Managing Apache Hive

Compactor properties

You check and change a number of Apache Hive properties to configure the compaction of delta files that accumulate during data ingestion. You need to know the defaults, valid values, and where to set these properties: Cloudera Manager, TBLPROPERTIES, hive-site.xml, or core-site.xml. When properties do not appear in Cloudera Manager search of configuration properties for a runtime service, you add the property to hive-site or core-site using the Cloudera Manager Safety Valve.

Basic compactor properties🔗

hive.compactor.initiator.on: Default=false; Whether to run the initiator and cleaner threads on this metastore instance or not.

hive.compactor.worker.threads: Default=0; Set this to a positive number to enable Hive transactions, which are required to trigger transactions. Worker threads spawn jobs to perform compactions, but do not perform the compactions themselves. Increasing the number of worker threads decreases the time that it takes tables or partitions to be compacted. However, increasing the number of worker threads also increases the background load on the CDP cluster because they cause more jobs to run in the background.

hive.metastore.runworker.in: Default=HS2; Specifies where to run the Worker threads that spawn jobs to perform compactions. Valid values are HiveServer (HS2) or Hive metastore (HMS).

hive.compactor.abortedtxn.threshold: Default=1000 aborts; The number of aborted transactions that triggers compaction on a table/partition.

hive.compactor.aborted.txn.time.threshold: Default=12 hours; The hours of aborted transactions that trigger compaction on a table/partition.

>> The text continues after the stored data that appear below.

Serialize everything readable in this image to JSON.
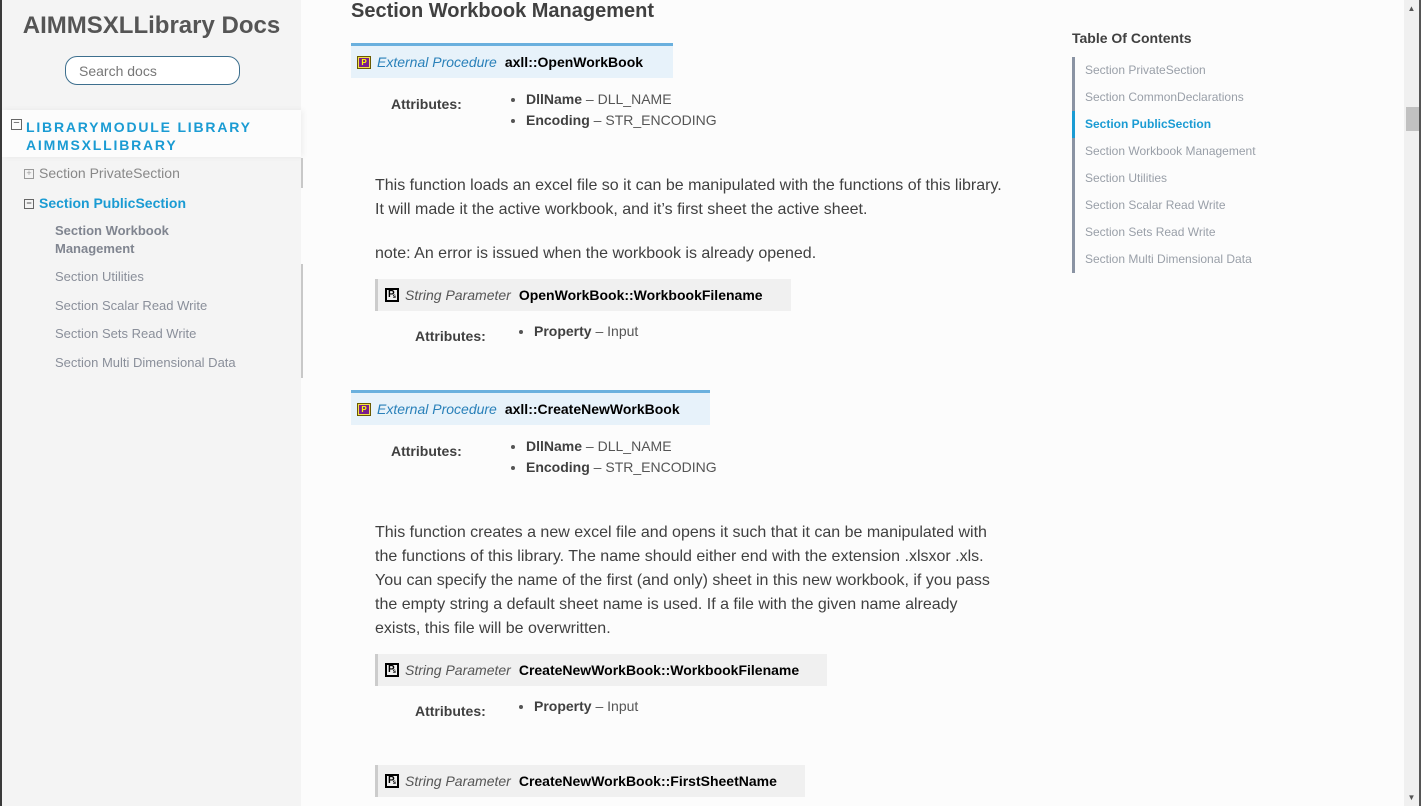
{
  "sidebar": {
    "title": "AIMMSXLLibrary Docs",
    "search_placeholder": "Search docs",
    "root": {
      "toggle": "⊟",
      "label": "LIBRARYMODULE LIBRARY AIMMSXLLIBRARY"
    },
    "items": [
      {
        "toggle": "+",
        "label": "Section PrivateSection"
      },
      {
        "toggle": "−",
        "label": "Section PublicSection"
      }
    ],
    "subitems": [
      {
        "label": "Section Workbook Management"
      },
      {
        "label": "Section Utilities"
      },
      {
        "label": "Section Scalar Read Write"
      },
      {
        "label": "Section Sets Read Write"
      },
      {
        "label": "Section Multi Dimensional Data"
      }
    ]
  },
  "main": {
    "section_title": "Section Workbook Management",
    "procedures": [
      {
        "kind": "External Procedure",
        "name": "axll::OpenWorkBook",
        "attributes_label": "Attributes:",
        "attributes": [
          {
            "key": "DllName",
            "value": "DLL_NAME"
          },
          {
            "key": "Encoding",
            "value": "STR_ENCODING"
          }
        ],
        "paragraphs": [
          "This function loads an excel file so it can be manipulated with the functions of this library. It will made it the active workbook, and it’s first sheet the active sheet.",
          "note: An error is issued when the workbook is already opened."
        ],
        "parameters": [
          {
            "kind": "String Parameter",
            "name": "OpenWorkBook::WorkbookFilename",
            "attributes_label": "Attributes:",
            "attributes": [
              {
                "key": "Property",
                "value": "Input"
              }
            ]
          }
        ]
      },
      {
        "kind": "External Procedure",
        "name": "axll::CreateNewWorkBook",
        "attributes_label": "Attributes:",
        "attributes": [
          {
            "key": "DllName",
            "value": "DLL_NAME"
          },
          {
            "key": "Encoding",
            "value": "STR_ENCODING"
          }
        ],
        "paragraphs": [
          "This function creates a new excel file and opens it such that it can be manipulated with the functions of this library. The name should either end with the extension .xlsxor .xls. You can specify the name of the first (and only) sheet in this new workbook, if you pass the empty string a default sheet name is used. If a file with the given name already exists, this file will be overwritten."
        ],
        "parameters": [
          {
            "kind": "String Parameter",
            "name": "CreateNewWorkBook::WorkbookFilename",
            "attributes_label": "Attributes:",
            "attributes": [
              {
                "key": "Property",
                "value": "Input"
              }
            ]
          },
          {
            "kind": "String Parameter",
            "name": "CreateNewWorkBook::FirstSheetName"
          }
        ]
      }
    ],
    "dash": "–"
  },
  "toc": {
    "title": "Table Of Contents",
    "items": [
      {
        "label": "Section PrivateSection",
        "active": false
      },
      {
        "label": "Section CommonDeclarations",
        "active": false
      },
      {
        "label": "Section PublicSection",
        "active": true
      },
      {
        "label": "Section Workbook Management",
        "active": false
      },
      {
        "label": "Section Utilities",
        "active": false
      },
      {
        "label": "Section Scalar Read Write",
        "active": false
      },
      {
        "label": "Section Sets Read Write",
        "active": false
      },
      {
        "label": "Section Multi Dimensional Data",
        "active": false
      }
    ]
  },
  "colors": {
    "accent": "#1a9bd3",
    "procedure_header_bg": "#e7f2fa",
    "procedure_header_border": "#6ab0de",
    "parameter_header_bg": "#f0f0f0"
  },
  "scrollbar": {
    "position_fraction": 0.14
  }
}
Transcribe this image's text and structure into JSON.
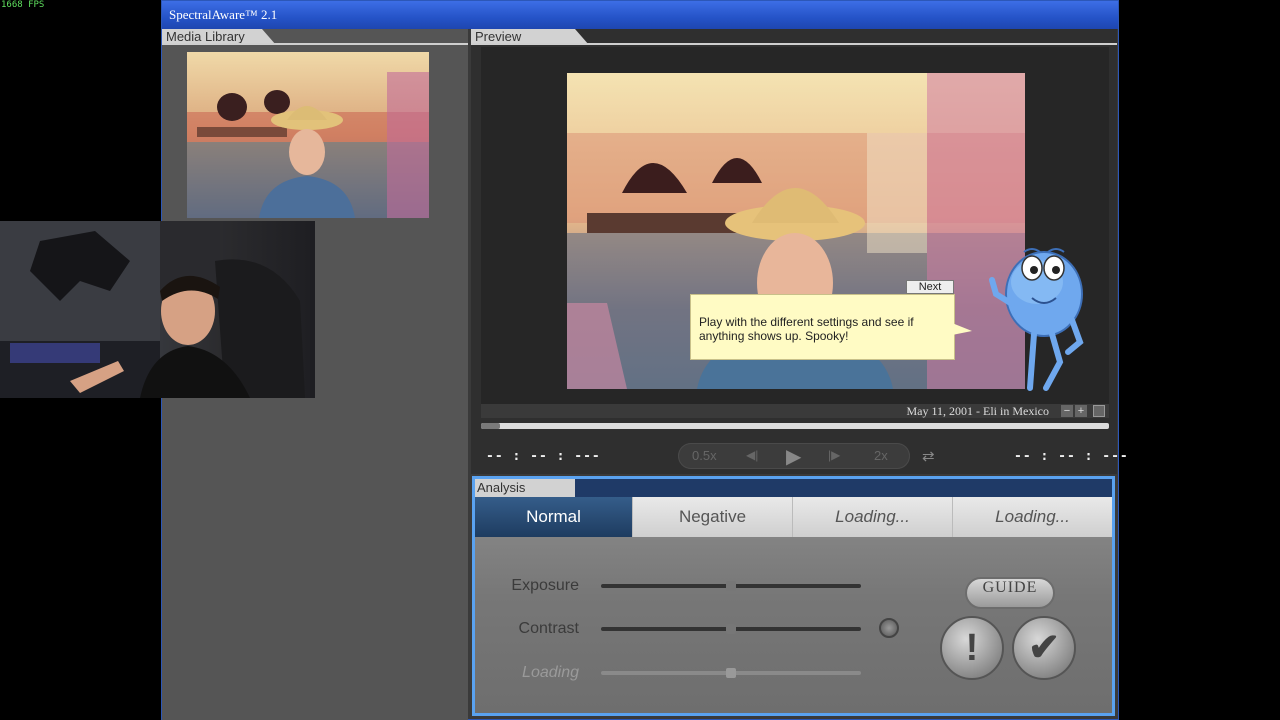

Advanced compactor properties🔗

hive.compactor.worker.timeout: Default=86400s; Expects a time value with unit (d/day, h/hour, m/min, s/sec, ms/msec, us/usec, ns/nsec), which is sec if not specified. Time in seconds after which a compaction job will be declared failed and the compaction re-queued.

hive.compactor.check.interval: Default=300s; A valid value is a time with unit (d/day, h/hour, m/min, s/sec, ms/msec, us/usec, ns/nsec), which is sec if not specified.; Time in seconds between checks to see if any tables or partitions need to be compacted. This value should be kept high because each check for compaction requires many calls against the NameNode. Decreasing this value reduces the time it takes to start compaction for a table or partition that requires it. However, checking if compaction is needed requires several calls to the NameNode for each table or partition involved in a transaction done since the last major compaction. Consequently, decreasing this value increases the load on the NameNode.

hive.compactor.delta.num.threshold: Default=10; Number of delta directories in a table or partition that triggers a minor compaction.

hive.compactor.delta.pct.threshold: Default=0.1; Percentage (fractional) size of the delta files relative to the base that triggers a major compaction. (1.0 = 100%, so the default 0.1 = 10%.)

hive.compactor.max.num.delta: Default=500; Maximum number of delta files that the compactor attempts to handle in a single job.

hive.compactor.wait.timeout: Default=300000; The value must be greater than 2000 milliseconds.; Time out in milliseconds for blocking compaction.

hive.compactor.initiator.failed.compacts.threshold: Default=2; A valid value is between 1 and 20, and must be less than hive.compactor.history.retention.failed.; The number of consecutive compaction failures (per table/partition) after which automatic compactions are not scheduled any longer.

hive.compactor.cleaner.run.interval: Default=5000ms; A valid value is a time with unit (d/day, h/hour, m/min, s/sec, ms/msec, us/usec, ns/nsec), which is msec if not specified.; The time between runs of the cleaner thread.

hive.compactor.job.queue: Specifies the Hadoop queue name to which compaction jobs are submitted. If the value is an empty string, Hadoop chooses the queue.

hive.compactor.compact.insert.only: Default=true; The compactor compacts insert-only tables, or not (false). A safety switch.

hive.compactor.crud.query.based: Default=false; Performs major compaction on full CRUD tables as a query, and disables minor compaction.

hive.split.grouping.mode: Default=query; A valid value is either query or compactor.; This property is set to compactor from within the query-based compactor. This setting enables the Tez SplitGrouper to group splits based on their bucket number, so that all rows from different bucket files for the same bucket number can end up in the same bucket file after the compaction.

hive.compactor.history.retention.succeeded: Default=3; A valid value is between 0 and 100.; Determines how many successful compaction records are retained in compaction history for a given table/partition.

hive.compactor.history.retention.failed: Default=3; A valid value is between 0 and 100.; Determines how many failed compaction records are retained in compaction history for a given table/partition.

hive.compactor.history.retention.attempted: Default=2; A valid value is between 0 and 100.; Determines how many attempted compaction records are retained in compaction history for a given table/partition.

hive.compactor.history.reaper.interval: Default=2m; A valid value is a time with unit (d/day, h/hour, m/min, s/sec, ms/msec, us/usec, ns/nsec), which is msec if not specified.; Determines how often compaction history reaper runs.